Celia was upstairs, and darted away as soon as she saw her to open the door to Nico’s room. Together they undressed the sleepy child, and slipped him between the sheets. He put his arms about Joanne again, and she hugged him back, her heart aching for the little boy who’d gone without his mother’s embraces for so long.

‘Will you sing to me?’ he whispered.

‘What shall I sing?’

‘The song about the rabbit.’

For a moment her mind went blank. Then she remembered that Rosemary had written a little nonsense verse that she’d sung to Nico. Gradually the words came back to her, and she began to sing in a husky voice.
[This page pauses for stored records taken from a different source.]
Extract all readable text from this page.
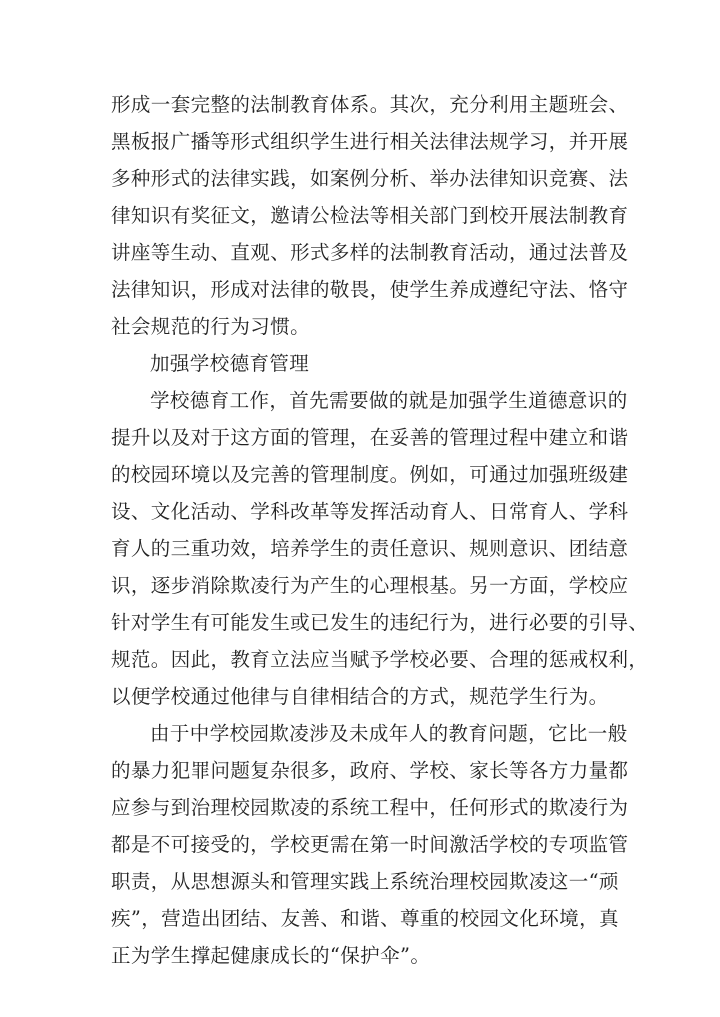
形成一套完整的法制教育体系。其次，充分利用主题班会、
黑板报广播等形式组织学生进行相关法律法规学习，并开展
多种形式的法律实践，如案例分析、举办法律知识竞赛、法
律知识有奖征文，邀请公检法等相关部门到校开展法制教育
讲座等生动、直观、形式多样的法制教育活动，通过法普及
法律知识，形成对法律的敬畏，使学生养成遵纪守法、恪守
社会规范的行为习惯。
加强学校德育管理
学校德育工作，首先需要做的就是加强学生道德意识的
提升以及对于这方面的管理，在妥善的管理过程中建立和谐
的校园环境以及完善的管理制度。例如，可通过加强班级建
设、文化活动、学科改革等发挥活动育人、日常育人、学科
育人的三重功效，培养学生的责任意识、规则意识、团结意
识，逐步消除欺凌行为产生的心理根基。另一方面，学校应
针对学生有可能发生或已发生的违纪行为，进行必要的引导、
规范。因此，教育立法应当赋予学校必要、合理的惩戒权利，
以便学校通过他律与自律相结合的方式，规范学生行为。
由于中学校园欺凌涉及未成年人的教育问题，它比一般
的暴力犯罪问题复杂很多，政府、学校、家长等各方力量都
应参与到治理校园欺凌的系统工程中，任何形式的欺凌行为
都是不可接受的，学校更需在第一时间激活学校的专项监管
职责，从思想源头和管理实践上系统治理校园欺凌这一“顽
疾”，营造出团结、友善、和谐、尊重的校园文化环境，真
正为学生撑起健康成长的“保护伞”。
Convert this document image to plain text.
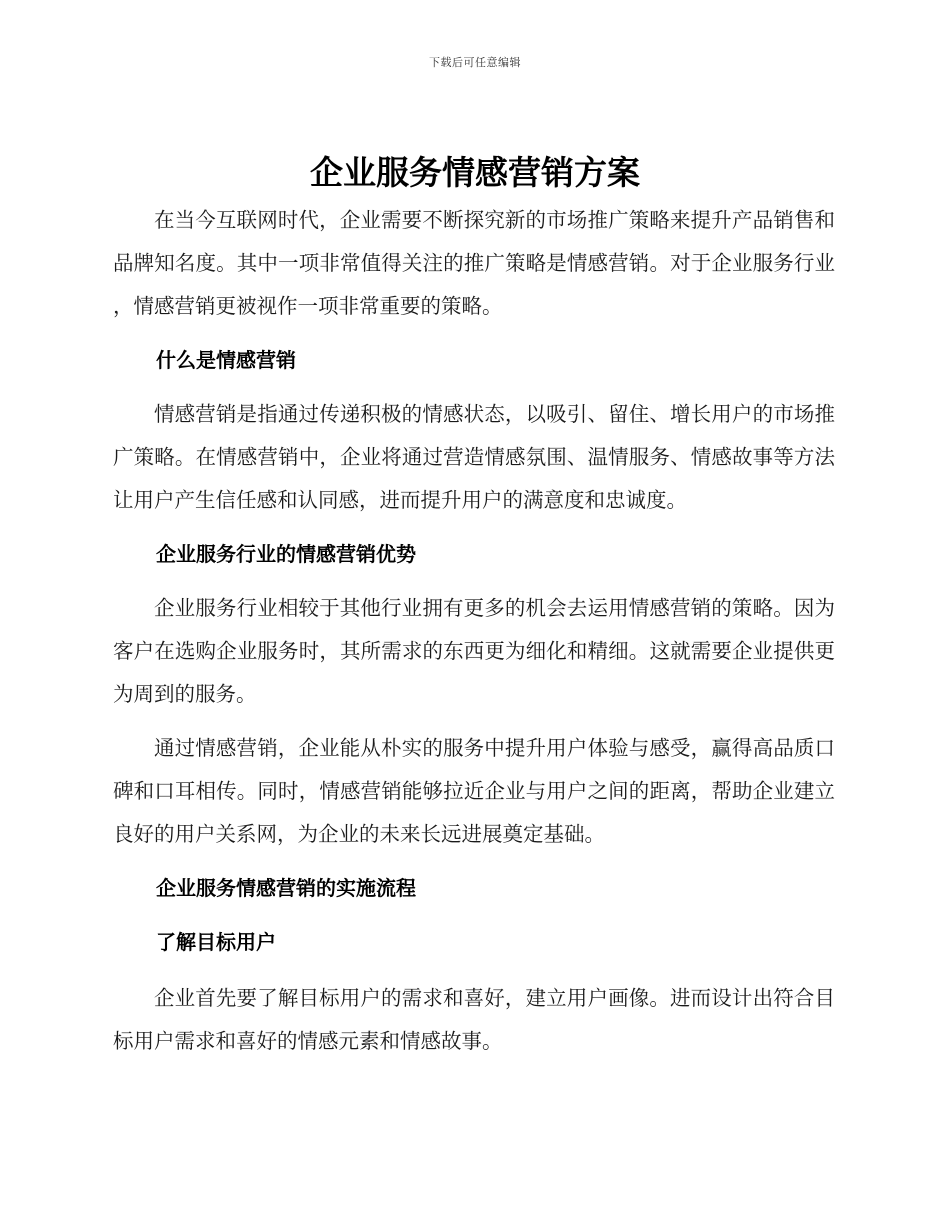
下载后可任意编辑
企业服务情感营销方案

在当今互联网时代，企业需要不断探究新的市场推广策略来提升产品销售和品牌知名度。其中一项非常值得关注的推广策略是情感营销。对于企业服务行业，情感营销更被视作一项非常重要的策略。

什么是情感营销

情感营销是指通过传递积极的情感状态，以吸引、留住、增长用户的市场推广策略。在情感营销中，企业将通过营造情感氛围、温情服务、情感故事等方法让用户产生信任感和认同感，进而提升用户的满意度和忠诚度。

企业服务行业的情感营销优势

企业服务行业相较于其他行业拥有更多的机会去运用情感营销的策略。因为客户在选购企业服务时，其所需求的东西更为细化和精细。这就需要企业提供更为周到的服务。

通过情感营销，企业能从朴实的服务中提升用户体验与感受，赢得高品质口碑和口耳相传。同时，情感营销能够拉近企业与用户之间的距离，帮助企业建立良好的用户关系网，为企业的未来长远进展奠定基础。

企业服务情感营销的实施流程
了解目标用户

企业首先要了解目标用户的需求和喜好，建立用户画像。进而设计出符合目标用户需求和喜好的情感元素和情感故事。
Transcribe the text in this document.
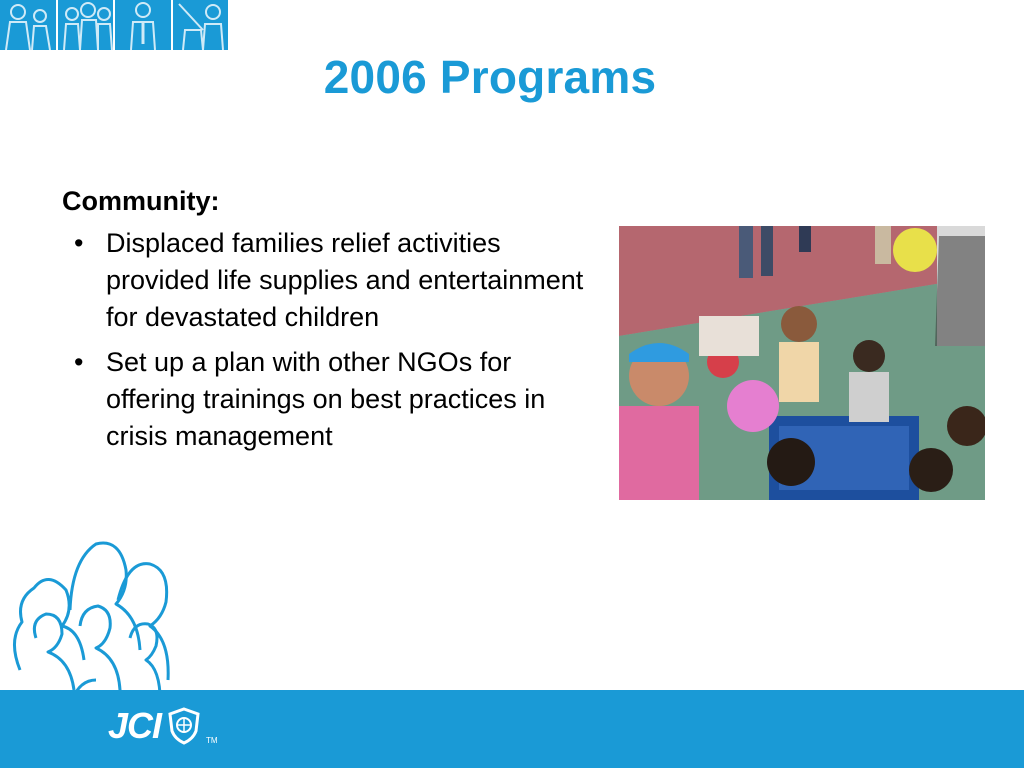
2006 Programs

Community:

• Displaced families relief activities provided life supplies and entertainment for devastated children
• Set up a plan with other NGOs for offering trainings on best practices in crisis management
JCI	TM
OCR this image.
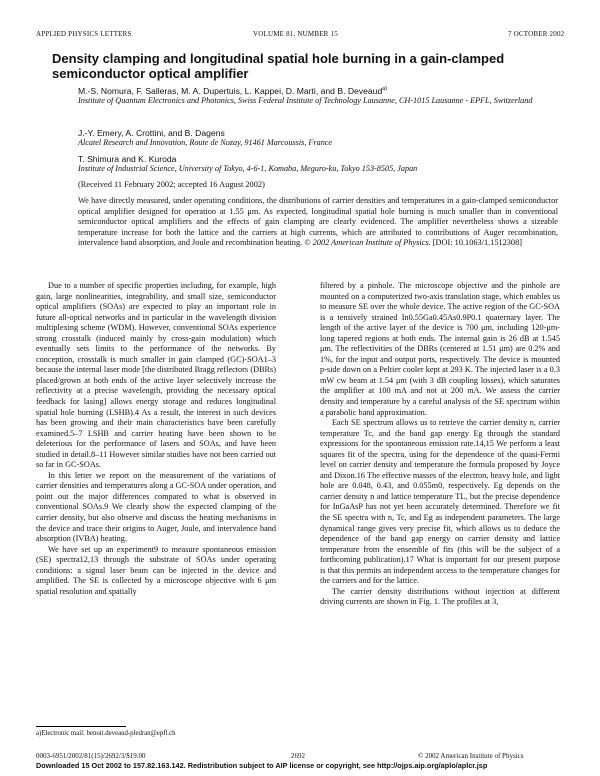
APPLIED PHYSICS LETTERS	VOLUME 81, NUMBER 15	7 OCTOBER 2002
Density clamping and longitudinal spatial hole burning in a gain-clamped semiconductor optical amplifier
M.-S. Nomura, F. Salleras, M. A. Dupertuis, L. Kappei, D. Marti, and B. Deveaud$^{a)}$
Institute of Quantum Electronics and Photonics, Swiss Federal Institute of Technology Lausanne, CH-1015 Lausanne - EPFL, Switzerland
J.-Y. Emery, A. Crottini, and B. Dagens
Alcatel Research and Innovation, Route de Nozay, 91461 Marcoussis, France
T. Shimura and K. Kuroda
Institute of Industrial Science, University of Tokyo, 4-6-1, Komaba, Meguro-ku, Tokyo 153-8505, Japan
(Received 11 February 2002; accepted 16 August 2002)
We have directly measured, under operating conditions, the distributions of carrier densities and temperatures in a gain-clamped semiconductor optical amplifier designed for operation at 1.55 μm. As expected, longitudinal spatial hole burning is much smaller than in conventional semiconductor optical amplifiers and the effects of gain clamping are clearly evidenced. The amplifier nevertheless shows a sizeable temperature increase for both the lattice and the carriers at high currents, which are attributed to contributions of Auger recombination, intervalence band absorption, and Joule and recombination heating. © 2002 American Institute of Physics. [DOI: 10.1063/1.1512308]

Due to a number of specific properties including, for example, high gain, large nonlinearities, integrability, and small size, semiconductor optical amplifiers (SOAs) are expected to play an important role in future all-optical networks and in particular in the wavelength division multiplexing scheme (WDM). However, conventional SOAs experience strong crosstalk (induced mainly by cross-gain modulation) which eventually sets limits to the performance of the networks. By conception, crosstalk is much smaller in gain clamped (GC)-SOA1–3 because the internal laser mode [the distributed Bragg reflectors (DBRs) placed/grown at both ends of the active layer selectively increase the reflectivity at a precise wavelength, providing the necessary optical feedback for lasing] allows energy storage and reduces longitudinal spatial hole burning (LSHB).4 As a result, the interest in such devices has been growing and their main characteristics have been carefully examined.5–7 LSHB and carrier heating have been shown to be deleterious for the performance of lasers and SOAs, and have been studied in detail.8–11 However similar studies have not been carried out so far in GC-SOAs.

In this letter we report on the measurement of the variations of carrier densities and temperatures along a GC-SOA under operation, and point out the major differences compared to what is observed in conventional SOAs.9 We clearly show the expected clamping of the carrier density, but also observe and discuss the heating mechanisms in the device and trace their origins to Auger, Joule, and intervalence band absorption (IVBA) heating.

We have set up an experiment9 to measure spontaneous emission (SE) spectra12,13 through the substrate of SOAs under operating conditions: a signal laser beam can be injected in the device and amplified. The SE is collected by a microscope objective with 6 μm spatial resolution and spatially

filtered by a pinhole. The microscope objective and the pinhole are mounted on a computerized two-axis translation stage, which enables us to measure SE over the whole device. The active region of the GC-SOA is a tensively strained In0.55Ga0.45As0.9P0.1 quaternary layer. The length of the active layer of the device is 700 μm, including 120-μm-long tapered regions at both ends. The internal gain is 26 dB at 1.545 μm. The reflectivities of the DBRs (centered at 1.51 μm) are 0.2% and 1%, for the input and output ports, respectively. The device is mounted p-side down on a Peltier cooler kept at 293 K. The injected laser is a 0.3 mW cw beam at 1.54 μm (with 3 dB coupling losses), which saturates the amplifier at 100 mA and not at 200 mA. We assess the carrier density and temperature by a careful analysis of the SE spectrum within a parabolic band approximation.

Each SE spectrum allows us to retrieve the carrier density n, carrier temperature Tc, and the band gap energy Eg through the standard expressions for the spontaneous emission rate.14,15 We perform a least squares fit of the spectra, using for the dependence of the quasi-Fermi level on carrier density and temperature the formula proposed by Joyce and Dixon.16 The effective masses of the electron, heavy hole, and light hole are 0.048, 0.43, and 0.055m0, respectively. Eg depends on the carrier density n and lattice temperature TL, but the precise dependence for InGaAsP has not yet been accurately determined. Therefore we fit the SE spectra with n, Tc, and Eg as independent parameters. The large dynamical range gives very precise fit, which allows us to deduce the dependence of the band gap energy on carrier density and lattice temperature from the ensemble of fits (this will be the subject of a forthcoming publication).17 What is important for our present purpose is that this permits an independent access to the temperature changes for the carriers and for the lattice.

The carrier density distributions without injection at different driving currents are shown in Fig. 1. The profiles at 3,

a)Electronic mail: benoit.deveaud-pledran@epfl.ch
0003-6951/2002/81(15)/2692/3/$19.00	2692	© 2002 American Institute of Physics
Downloaded 15 Oct 2002 to 157.82.163.142. Redistribution subject to AIP license or copyright, see http://ojps.aip.org/aplo/aplcr.jsp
‘Look at the rabbit, scampering home.

See how his tail bobs, bobs, bobs as he runs.

It’s late and he wants his supper,

Then he’ll curl up and go to sleep.

And he’ll snore, he’ll snore, he’ll snore.’

Nico gave a small delighted chuckle. ‘Sing it again,’ he begged.

Obediently Joanne sang the little verse a second time, and then a third.

‘Again,’ he whispered.

From the corner of her eye she could see Franco standing in the doorway, keeping back, not to disturb them. He didn’t move or make a sound, but she was aware of him with every fibre of her being, even while she concentrated on the child.